Keeping global markets open

09 May 2008

In a speech earlier this year, Charlie McCreevy, European Commissioner for Internal Market and Services, noted that in times of big changes and uncertainties, globalisation is increasingly perceived as a threat.

Heard through the fog of recent financial turmoil, the cries of protectionists are loud and growing louder. McCreevy posed the basic question: Should Europe open its doors to goods, people, and ideas from outside or should it close them?

The answer seems quite clear to him. “We need an open Europe – open to each other but also open to the rest of the world. A Europe which is confident enough to promote its values, its traditions, its interests and its rules. A Europe which is a reliable partner in the world.”

His belief echoes across the Atlantic, where the U.S. Chamber of Commerce recently launched the Global Regulatory Cooperation Project (GRC) to combat the growing problem of protectionist and divergent regulations that distort markets and undermine competitiveness. GRC has committed itself to important policy areas that include:

Intellectual property

Governments are increasingly undermining intellectual property rights to achieve policy objectives that prejudice the legitimate interests of innovators.

Competition policy

Antitrust should minimise market distortions but differences in enforcement can make competition authorities instruments of market distortion.

Nationalised enterprises, subsidies, and anti-competitive public sector restraints.

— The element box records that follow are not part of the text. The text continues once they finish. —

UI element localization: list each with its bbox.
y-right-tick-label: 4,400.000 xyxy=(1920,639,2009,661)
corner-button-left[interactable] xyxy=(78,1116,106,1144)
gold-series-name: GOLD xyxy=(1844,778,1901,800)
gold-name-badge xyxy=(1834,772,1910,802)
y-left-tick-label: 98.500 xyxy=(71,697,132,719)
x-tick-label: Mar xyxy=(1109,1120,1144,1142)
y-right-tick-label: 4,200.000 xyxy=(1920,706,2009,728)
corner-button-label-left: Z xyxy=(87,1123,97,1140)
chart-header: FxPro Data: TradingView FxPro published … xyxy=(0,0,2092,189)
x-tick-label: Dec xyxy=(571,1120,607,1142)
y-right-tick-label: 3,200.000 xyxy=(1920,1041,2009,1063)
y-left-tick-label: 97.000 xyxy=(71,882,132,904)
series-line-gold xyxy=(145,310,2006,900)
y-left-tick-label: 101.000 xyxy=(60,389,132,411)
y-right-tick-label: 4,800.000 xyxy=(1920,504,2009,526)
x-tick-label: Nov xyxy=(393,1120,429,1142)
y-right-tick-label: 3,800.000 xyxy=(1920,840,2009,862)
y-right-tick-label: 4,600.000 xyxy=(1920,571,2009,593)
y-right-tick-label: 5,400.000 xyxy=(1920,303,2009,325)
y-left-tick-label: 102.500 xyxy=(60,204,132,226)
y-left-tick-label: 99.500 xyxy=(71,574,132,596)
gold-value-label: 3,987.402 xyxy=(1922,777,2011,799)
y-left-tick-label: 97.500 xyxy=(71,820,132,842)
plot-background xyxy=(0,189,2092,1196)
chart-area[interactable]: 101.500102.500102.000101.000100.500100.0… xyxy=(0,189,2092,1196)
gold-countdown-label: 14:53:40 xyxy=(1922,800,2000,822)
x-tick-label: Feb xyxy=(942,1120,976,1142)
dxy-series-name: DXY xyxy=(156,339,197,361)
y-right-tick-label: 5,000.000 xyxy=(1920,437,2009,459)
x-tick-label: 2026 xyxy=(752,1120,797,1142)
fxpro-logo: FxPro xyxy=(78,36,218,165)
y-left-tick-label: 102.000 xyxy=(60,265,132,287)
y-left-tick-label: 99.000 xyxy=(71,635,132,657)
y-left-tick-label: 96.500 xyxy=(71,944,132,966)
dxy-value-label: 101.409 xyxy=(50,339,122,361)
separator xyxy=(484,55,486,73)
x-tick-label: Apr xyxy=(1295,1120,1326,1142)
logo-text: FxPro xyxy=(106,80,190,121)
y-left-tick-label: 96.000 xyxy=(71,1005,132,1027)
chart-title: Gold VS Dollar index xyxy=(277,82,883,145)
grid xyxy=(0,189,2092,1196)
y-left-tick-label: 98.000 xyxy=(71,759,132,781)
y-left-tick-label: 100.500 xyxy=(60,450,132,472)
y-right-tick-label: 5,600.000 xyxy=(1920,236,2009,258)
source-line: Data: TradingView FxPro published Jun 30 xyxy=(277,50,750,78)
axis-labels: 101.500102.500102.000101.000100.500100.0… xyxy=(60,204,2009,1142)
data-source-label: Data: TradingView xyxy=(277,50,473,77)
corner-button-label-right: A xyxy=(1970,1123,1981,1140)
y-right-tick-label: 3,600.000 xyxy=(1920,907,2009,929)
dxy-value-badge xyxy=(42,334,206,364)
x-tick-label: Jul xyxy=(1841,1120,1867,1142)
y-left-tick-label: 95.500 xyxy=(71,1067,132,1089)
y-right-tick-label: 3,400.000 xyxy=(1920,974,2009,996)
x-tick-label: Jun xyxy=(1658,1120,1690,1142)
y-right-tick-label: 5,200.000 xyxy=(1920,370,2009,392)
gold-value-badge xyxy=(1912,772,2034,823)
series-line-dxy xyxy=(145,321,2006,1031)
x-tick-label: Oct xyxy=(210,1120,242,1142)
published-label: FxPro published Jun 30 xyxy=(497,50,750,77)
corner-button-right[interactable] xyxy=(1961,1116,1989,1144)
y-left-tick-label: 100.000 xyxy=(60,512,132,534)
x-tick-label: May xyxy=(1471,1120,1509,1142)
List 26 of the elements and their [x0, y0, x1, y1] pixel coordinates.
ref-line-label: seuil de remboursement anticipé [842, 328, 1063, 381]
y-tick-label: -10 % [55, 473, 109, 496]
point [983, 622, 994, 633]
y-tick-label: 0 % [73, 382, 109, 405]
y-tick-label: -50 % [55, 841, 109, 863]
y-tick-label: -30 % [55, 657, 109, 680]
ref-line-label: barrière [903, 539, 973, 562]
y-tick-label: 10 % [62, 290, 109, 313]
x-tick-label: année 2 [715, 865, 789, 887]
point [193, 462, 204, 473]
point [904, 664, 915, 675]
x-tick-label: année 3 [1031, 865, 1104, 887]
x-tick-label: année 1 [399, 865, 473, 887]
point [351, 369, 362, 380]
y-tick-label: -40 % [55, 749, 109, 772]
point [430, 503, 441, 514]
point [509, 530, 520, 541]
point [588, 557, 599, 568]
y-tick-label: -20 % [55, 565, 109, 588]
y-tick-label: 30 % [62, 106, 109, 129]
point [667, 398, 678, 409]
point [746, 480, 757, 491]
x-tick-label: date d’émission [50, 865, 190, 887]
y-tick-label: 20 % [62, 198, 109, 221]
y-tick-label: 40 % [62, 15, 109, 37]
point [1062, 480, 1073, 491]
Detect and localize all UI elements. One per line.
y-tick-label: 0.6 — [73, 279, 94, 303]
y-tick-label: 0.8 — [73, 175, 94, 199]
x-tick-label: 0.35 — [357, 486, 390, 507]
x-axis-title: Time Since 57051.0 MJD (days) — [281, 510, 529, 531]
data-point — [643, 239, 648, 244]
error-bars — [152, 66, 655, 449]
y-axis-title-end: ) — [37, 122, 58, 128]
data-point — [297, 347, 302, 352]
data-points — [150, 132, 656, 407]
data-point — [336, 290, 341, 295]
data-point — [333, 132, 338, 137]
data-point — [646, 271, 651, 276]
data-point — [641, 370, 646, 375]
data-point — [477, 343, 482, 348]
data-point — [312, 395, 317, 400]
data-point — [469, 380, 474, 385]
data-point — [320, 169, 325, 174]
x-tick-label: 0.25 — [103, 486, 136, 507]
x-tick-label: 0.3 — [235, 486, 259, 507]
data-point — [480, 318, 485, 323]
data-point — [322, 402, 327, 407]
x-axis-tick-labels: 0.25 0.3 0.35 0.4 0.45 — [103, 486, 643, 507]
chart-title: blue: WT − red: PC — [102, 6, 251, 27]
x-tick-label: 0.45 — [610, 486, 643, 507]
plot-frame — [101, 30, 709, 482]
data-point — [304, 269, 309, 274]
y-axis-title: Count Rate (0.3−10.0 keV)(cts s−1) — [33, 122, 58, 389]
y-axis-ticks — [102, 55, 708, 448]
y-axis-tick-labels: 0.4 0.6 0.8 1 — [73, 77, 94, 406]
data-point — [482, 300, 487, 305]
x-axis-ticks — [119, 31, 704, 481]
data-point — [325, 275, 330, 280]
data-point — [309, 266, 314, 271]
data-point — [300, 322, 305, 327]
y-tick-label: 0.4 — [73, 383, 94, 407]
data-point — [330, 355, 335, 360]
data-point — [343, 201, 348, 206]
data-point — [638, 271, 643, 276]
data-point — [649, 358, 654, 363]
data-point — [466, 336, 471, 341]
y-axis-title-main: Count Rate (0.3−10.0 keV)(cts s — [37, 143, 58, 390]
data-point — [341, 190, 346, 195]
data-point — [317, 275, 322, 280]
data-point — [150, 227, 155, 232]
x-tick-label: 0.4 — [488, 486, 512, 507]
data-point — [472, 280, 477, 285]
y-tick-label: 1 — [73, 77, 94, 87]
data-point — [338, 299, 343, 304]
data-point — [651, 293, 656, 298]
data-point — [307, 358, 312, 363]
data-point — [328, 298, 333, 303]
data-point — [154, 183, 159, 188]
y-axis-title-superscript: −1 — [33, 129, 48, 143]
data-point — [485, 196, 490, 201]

State-owned companies gain market share from private competitors using artificially subsidised costs or government burdens.

Investment policies

As barriers to trade these come from limits on foreign direct investment and the adoption of conflicting financial regulations.

Standards

Governments often adopt rules incompatible with internationally accepted standards and impose mandates inconsistent with open and competitive markets.

Government Procurement

Governments use procurement to give domestic firms a captive market at the expense of foreign competitors.

The U.S. Chamber and its European partner, Business Europe, have estimated that commercial impediments in the transatlantic economic relationship cause a 1.5 to 3% drag on the U.S. and European economies.

“Without transatlantic regulatory cooperation, we will continue to see market distortions,• said Stan Anderson, GRC chairman. “We need to get ahead of regulators who continue to create new barriers on both sides of the Atlantic faster.”

Protectionism flies in the face of trade benefits derived from a 60-year worldwide effort to reduce tariffs, product quotas and other isolationist barriers erected before World War II. In 1947 the average tariff on industrial products between industrialised nations was more than 40%, while now they are less than 40%.

As a result, millions of jobs have been created worldwide, consumers have more purchasing power, economies have grown, and many people have more access to innovative technologies.

SC&RA supports efforts to ensure access to a competitive market place for businesses and consumers – so long as fair trade, equitable tariffs and taxation and an overall level playing field are the global market focus.

With members in 47 nations, SC&RA embraces globalisation. The association is working with KHL (IC publisher) and ESTA (European Association of Heavy Haulage, Transport and Mobile Cranes) to host a World Crane and Transport Summit in Europe in October 2009. Industry associations around the world are invited to participate.

Globalisation will be discussed at the SC&RA International Business Forum, 3 to 13 November, in Sydney, Australia and Auckland, New Zealand. As SC&RA celebrates 60 years of excellence, we look to a future with an ever stronger international network of members.